# Consult before colonoscopy?



## trinalankford (Mar 28, 2012)

Patient was referred for "screening" colonoscopy. He was scheduled for a "consult" with our doc before scheduling the procedure. He has many comorbidities.

Our general practice is to have the "normal" screening colonoscopies see our nurse only for a preop visit prior to colonoscopy. This is to go over the prep, etc. However, if there are any GI complaints at all, they are scheduled with our surgeon instead of the nurse.

This particular patient has no GI complaints but many comorbidities, dictating that the colonoscopy be performed in the OR rather than outpatient surgery suite. This "consult" will not be covered by insurance, correct? You can't bill an E/M code with a V code, so I'm thinking this is a consult that we will eat...correct?

Thank you for your help!


----------



## colorectal surgeon (Mar 29, 2012)

You can't bill an E & M code with a V code?

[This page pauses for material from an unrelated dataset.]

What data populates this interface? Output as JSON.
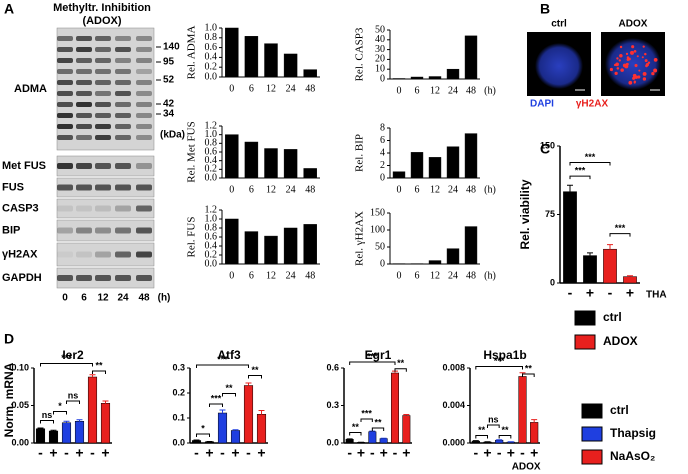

I agree that this 'consult' won't get paid by most insurance companies.


----------



## trinalankford (Mar 30, 2012)

Thank you for your help.


----------



## colorectal surgeon (Apr 1, 2012)

You're welcome!


----------



## mitchellde (Apr 1, 2012)

You absolutely CAN bill an E&M with a V code, however in this instance this visit is non billable.


----------



## colorectal surgeon (Apr 1, 2012)

Not billable or not payable?


----------



## mitchellde (Apr 1, 2012)

not payable sorry


----------



## colorectal surgeon (Apr 3, 2012)

Thanks as always. Just wanted to make sure.


----------